Mais déjà, cent cinquante ans auparavant, au temps du roi Ézéchias, le prophète Isaïe opposait «  la Vierge, fille de Sion  », à l’envahisseur Sennachérib, roi d’Assour  :

«  Voici l’oracle que Yahweh a prononcé contre lui  : “ Elle te méprise, elle te raille, la vierge, fille de Sion  ; elle hoche la tête après toi, la fille de Jérusalem. ”  » (Is 37, 22)

Telle sera l’exultation à laquelle l’ange Gabriel invitera la Vierge Marie au jour de l’Annonciation.

CHANT DE VICTOIRE

16. Les nations se sont enfoncées dans la fosse qu’elles ont faite, au filet qu’elles ont caché, leur pied s’est trouvé pris.

Ces pièges, les païens les ont confectionnés contre le Messie, selon la prophétie de Jérémie  : «  Ils ont creusé une fosse pour me prendre et sous mes pas camouflé des pièges.  » (Jr 18, 22) Mais par un renversement des sorts, déjà promis par le psaume 7, le méchant «  ouvre une fosse et il la creuse, et il tombe dans la fosse qu’il fabrique.  » (Ps 7, 16).

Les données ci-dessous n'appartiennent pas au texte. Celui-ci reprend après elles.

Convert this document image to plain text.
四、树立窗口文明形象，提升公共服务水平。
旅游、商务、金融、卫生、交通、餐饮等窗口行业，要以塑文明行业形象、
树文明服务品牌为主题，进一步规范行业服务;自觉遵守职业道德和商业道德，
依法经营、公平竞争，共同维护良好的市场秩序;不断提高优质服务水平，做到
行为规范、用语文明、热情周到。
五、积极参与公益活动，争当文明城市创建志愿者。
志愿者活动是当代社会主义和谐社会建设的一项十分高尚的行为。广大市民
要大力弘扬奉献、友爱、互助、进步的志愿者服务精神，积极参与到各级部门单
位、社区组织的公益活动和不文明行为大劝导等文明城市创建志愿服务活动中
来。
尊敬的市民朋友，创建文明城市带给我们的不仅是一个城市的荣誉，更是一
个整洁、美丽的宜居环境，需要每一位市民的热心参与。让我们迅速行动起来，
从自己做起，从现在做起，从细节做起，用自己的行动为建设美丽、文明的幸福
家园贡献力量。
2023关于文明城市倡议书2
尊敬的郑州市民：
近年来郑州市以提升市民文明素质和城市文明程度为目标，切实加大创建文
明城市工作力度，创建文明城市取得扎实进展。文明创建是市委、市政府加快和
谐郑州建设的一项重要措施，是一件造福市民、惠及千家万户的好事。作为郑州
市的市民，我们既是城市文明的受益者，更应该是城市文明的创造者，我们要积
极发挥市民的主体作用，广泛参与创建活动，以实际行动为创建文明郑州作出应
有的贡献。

17. Yahweh s’est fait connaître, il a fait droit par l’œuvre de Ses mains en saisissant l’Impie  :

Le psaume 8 nous l’a dit  : «  l’œuvre de ses mains  », c’est la communauté messianique de la restauration à venir, «  œuvre de ses mains, faite pour être belle   », dit Yahweh (Is 60, 21; cf. 64, 7; 45, 11; 29, 23). C’est donc avant tout l’Immaculée, «  la fille de Sion  »  ! Et l’Impie dont Sennachérib, roi d’Assour, était la figure, c’est Satan.

18. «  Qu’ils se convertissent, les impies  ! Au Shéol, toutes les nations qui ont oublié Dieu  !

Le Shéol étant le lieu où l’on éprouve l’oubli de Dieu (Ps 6, 6), il est normal que ceux qui ont «  oublié  » Dieu y trouvent leur place définitive.

19. «  Car ce n’est pas pour toujours qu’est oublié l’indigent  ; l’attente des humbles prendra fin un jour  !  »

En revanche, Yahweh, lui, n’oublie pas «  l’indigent  », celui qui, même dans l’épreuve, garde sa foi intègre à Yahweh son Dieu. Les «  humbles  », en hébreu les anawîm, les pauvres d’Israël seront récompensés de leur fidélité dans l’épreuve, leur espérance sera exaucée, leur attente du Messie «  prendra fin un jour  », et ce jour sera jour de «  jubilation   » (verset 15).

Dans cette ferme espérance, le combat se poursuit, contre l’homme, et le culte orgueilleux qu’il se rend à lui-même.

20. Levez-vous Yahweh  ! Qu’un homme ne l’emporte pas  ! Que les nations soient jugées en votre présence.

«  Levez-vous  !  » Une nouvelle fois, le psalmiste adjure Yahweh de hâter l’heure de son jugement, de peur que le culte de l’homme et son orgueil ne triomphent du culte de Dieu.

21. Frappez-les de terreur, Yahweh. Qu’ils sachent, ces païens, qu’ils ne sont que des hommes  !

Or, l’homme n’est pas grand-chose, comme le reconnaissait déjà l’auteur du psaume huitième  : «  Qu’est donc Ènôsh pour que vous vous souveniez de lui   ? Et le fils d’Adam pour que vous le visitiez   ?  » (Ps 8, 5)

Rien, assurément. Et pourtant, Yahweh va visiter son peuple, en envoyant son Fils mourir sur une Croix pour notre Salut. Ce psaume en publie déjà l’annonciation à la «  fille de Sion  », personnification des anawîm, des «  pauvres d’Israël   », yahwistes fidèles, à la foi intègre, à l’espérance inconfusible.